To solve for d in this triangle, we can use the trigonometric functions with the given angle measures.
In this case, we have the following information:
- The angle x is 60 degrees.
- The angle inside the box marked as 90 is 90 degrees.
Let's label the two sides adjacent to angle x as a and b, and the side opposite to angle x as c.
Since the angle opposite side d is not given, we need to find a way to relate it to the given angles and sides in the triangle.

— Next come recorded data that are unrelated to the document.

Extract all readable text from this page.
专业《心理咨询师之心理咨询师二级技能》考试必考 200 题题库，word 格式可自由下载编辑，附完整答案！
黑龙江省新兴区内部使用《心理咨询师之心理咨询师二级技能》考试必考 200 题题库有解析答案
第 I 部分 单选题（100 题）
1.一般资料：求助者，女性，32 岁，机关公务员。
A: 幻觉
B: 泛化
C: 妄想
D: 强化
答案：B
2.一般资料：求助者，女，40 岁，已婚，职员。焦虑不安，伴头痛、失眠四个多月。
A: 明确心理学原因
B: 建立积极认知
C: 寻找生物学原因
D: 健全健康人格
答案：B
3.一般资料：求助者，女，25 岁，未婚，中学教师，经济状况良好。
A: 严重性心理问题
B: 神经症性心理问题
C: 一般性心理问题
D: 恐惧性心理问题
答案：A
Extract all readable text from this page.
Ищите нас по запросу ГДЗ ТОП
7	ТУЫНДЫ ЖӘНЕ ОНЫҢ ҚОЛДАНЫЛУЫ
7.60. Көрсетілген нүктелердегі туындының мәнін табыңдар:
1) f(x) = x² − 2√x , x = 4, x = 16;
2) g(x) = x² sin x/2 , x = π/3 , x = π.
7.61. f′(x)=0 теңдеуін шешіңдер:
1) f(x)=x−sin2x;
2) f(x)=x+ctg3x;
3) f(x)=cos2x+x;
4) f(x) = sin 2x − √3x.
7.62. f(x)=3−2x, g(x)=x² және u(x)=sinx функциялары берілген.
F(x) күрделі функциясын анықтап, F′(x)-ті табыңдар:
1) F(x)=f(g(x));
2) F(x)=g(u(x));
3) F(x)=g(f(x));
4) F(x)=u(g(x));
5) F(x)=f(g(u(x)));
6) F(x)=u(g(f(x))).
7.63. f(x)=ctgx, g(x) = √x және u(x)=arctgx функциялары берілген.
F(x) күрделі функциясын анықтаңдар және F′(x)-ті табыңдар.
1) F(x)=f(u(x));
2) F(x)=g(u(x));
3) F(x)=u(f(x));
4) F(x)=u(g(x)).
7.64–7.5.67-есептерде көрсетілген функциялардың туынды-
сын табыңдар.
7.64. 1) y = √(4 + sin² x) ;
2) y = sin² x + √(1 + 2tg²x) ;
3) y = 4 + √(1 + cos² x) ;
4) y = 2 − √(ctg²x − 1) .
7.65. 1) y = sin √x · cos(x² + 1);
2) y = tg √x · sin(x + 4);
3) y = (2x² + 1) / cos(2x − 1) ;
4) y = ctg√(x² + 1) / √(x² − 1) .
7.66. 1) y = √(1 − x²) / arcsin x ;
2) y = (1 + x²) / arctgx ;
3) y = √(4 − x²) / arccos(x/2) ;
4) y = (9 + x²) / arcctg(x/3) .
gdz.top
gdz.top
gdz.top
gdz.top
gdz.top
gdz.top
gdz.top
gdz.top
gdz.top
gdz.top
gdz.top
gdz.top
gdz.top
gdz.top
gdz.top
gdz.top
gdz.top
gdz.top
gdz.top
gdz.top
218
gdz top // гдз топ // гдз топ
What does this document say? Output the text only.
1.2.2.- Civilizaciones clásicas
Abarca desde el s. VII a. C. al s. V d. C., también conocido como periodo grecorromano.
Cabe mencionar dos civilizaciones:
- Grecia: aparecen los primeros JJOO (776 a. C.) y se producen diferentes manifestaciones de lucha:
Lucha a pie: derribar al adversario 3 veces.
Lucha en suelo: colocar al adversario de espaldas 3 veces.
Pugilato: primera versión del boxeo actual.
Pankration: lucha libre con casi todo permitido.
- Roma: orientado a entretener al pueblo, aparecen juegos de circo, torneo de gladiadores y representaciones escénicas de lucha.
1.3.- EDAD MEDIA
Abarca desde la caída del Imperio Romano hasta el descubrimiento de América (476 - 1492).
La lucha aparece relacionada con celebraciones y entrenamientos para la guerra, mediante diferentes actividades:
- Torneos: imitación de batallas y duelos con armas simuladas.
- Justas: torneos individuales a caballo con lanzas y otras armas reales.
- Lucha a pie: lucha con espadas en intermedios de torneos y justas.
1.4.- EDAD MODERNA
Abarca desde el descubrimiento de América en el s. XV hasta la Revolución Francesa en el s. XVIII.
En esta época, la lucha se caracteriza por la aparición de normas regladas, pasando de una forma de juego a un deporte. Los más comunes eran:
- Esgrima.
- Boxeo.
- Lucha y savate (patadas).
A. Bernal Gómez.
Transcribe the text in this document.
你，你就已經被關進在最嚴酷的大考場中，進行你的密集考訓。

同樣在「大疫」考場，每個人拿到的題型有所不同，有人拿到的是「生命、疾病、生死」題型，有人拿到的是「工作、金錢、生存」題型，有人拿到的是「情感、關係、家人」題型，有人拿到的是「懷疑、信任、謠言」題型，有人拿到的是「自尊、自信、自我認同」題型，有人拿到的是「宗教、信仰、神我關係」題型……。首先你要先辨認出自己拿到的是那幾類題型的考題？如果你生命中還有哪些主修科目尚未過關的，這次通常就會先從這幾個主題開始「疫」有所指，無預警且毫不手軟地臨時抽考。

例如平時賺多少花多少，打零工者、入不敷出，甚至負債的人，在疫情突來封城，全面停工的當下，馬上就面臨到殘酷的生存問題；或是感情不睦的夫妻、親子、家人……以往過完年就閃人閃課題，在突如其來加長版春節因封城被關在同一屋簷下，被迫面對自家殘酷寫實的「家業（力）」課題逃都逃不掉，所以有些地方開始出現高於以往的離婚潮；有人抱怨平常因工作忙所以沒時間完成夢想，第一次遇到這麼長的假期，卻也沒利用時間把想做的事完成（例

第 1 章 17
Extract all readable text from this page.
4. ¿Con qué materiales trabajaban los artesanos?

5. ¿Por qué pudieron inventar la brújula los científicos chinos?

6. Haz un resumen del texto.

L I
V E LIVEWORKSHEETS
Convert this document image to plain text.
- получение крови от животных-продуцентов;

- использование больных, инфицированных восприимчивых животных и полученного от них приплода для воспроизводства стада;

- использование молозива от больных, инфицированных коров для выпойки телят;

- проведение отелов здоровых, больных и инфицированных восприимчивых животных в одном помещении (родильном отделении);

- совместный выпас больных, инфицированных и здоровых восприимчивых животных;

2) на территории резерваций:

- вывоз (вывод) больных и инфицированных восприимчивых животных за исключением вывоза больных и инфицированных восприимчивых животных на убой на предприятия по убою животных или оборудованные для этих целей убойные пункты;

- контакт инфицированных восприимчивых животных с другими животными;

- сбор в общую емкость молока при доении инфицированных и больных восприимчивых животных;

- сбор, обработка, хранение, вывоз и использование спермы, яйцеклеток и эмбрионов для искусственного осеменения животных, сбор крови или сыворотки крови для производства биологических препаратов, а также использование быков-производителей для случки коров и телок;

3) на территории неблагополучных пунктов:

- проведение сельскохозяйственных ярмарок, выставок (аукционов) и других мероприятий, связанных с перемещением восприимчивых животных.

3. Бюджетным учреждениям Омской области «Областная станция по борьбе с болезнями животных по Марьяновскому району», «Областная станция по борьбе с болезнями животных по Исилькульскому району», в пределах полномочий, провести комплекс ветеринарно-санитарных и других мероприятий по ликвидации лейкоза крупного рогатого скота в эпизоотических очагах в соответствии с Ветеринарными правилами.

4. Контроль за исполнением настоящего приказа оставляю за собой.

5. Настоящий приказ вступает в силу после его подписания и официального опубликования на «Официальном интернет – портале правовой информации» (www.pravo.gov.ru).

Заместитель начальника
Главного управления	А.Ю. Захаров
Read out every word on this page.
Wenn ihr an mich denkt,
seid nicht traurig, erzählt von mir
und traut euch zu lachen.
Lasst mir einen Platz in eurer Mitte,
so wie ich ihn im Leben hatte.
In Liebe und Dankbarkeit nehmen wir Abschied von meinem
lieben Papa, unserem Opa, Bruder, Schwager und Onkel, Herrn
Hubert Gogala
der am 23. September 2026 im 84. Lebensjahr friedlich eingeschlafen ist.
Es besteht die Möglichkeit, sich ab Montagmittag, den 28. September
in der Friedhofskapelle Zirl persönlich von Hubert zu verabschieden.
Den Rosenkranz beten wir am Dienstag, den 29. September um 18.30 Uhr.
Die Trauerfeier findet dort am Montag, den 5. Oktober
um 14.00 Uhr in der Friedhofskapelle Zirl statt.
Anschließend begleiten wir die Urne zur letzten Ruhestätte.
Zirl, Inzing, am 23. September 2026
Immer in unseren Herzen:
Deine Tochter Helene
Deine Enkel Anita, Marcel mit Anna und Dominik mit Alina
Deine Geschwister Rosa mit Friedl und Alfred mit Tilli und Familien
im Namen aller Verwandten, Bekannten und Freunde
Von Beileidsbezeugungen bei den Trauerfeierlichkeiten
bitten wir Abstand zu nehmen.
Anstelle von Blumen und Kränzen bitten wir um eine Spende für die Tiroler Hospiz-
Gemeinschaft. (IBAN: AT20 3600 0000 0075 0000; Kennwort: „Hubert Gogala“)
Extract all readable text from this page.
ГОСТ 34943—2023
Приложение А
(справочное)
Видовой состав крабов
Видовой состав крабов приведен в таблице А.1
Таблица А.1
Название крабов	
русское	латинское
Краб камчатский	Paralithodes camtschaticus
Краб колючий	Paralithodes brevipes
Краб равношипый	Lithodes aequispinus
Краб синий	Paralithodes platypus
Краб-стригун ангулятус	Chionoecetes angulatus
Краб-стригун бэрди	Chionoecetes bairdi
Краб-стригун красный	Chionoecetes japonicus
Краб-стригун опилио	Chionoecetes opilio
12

Using the sine function, we can find the length of side a:
sin(angle) = opposite/hypotenuse
sin(60) = a/x
a = x * sin(60)
Using the cosine function, we can find the length of side b:
cos(angle) = adjacent/hypotenuse
cos(60) = b/x
b = x * cos(60)
Now, using the Pythagorean theorem, we can find the length of side c:
c^2 = a^2 + b^2
c^2 = (x * sin(60))^2 + (x * cos(60))^2
c^2 = x^2 * sin^2(60) + x^2 * cos^2(60)
Since sin^2(60) + cos^2(60) = 1, the equation simplifies:
c^2 = x^2 * 1
c = x
Finally, we have the relation between side c and side d:
c = d + b
Substituting the values we found for c and b:
x = d + (x * cos(60))
Now we can solve for d:
d = x - (x * cos(60))
d = x * (1 - cos(60))
Substituting x = 60 degrees:
d = 60 * (1 - cos(60))
Using a calculator, we can evaluate the expression and find the value of d.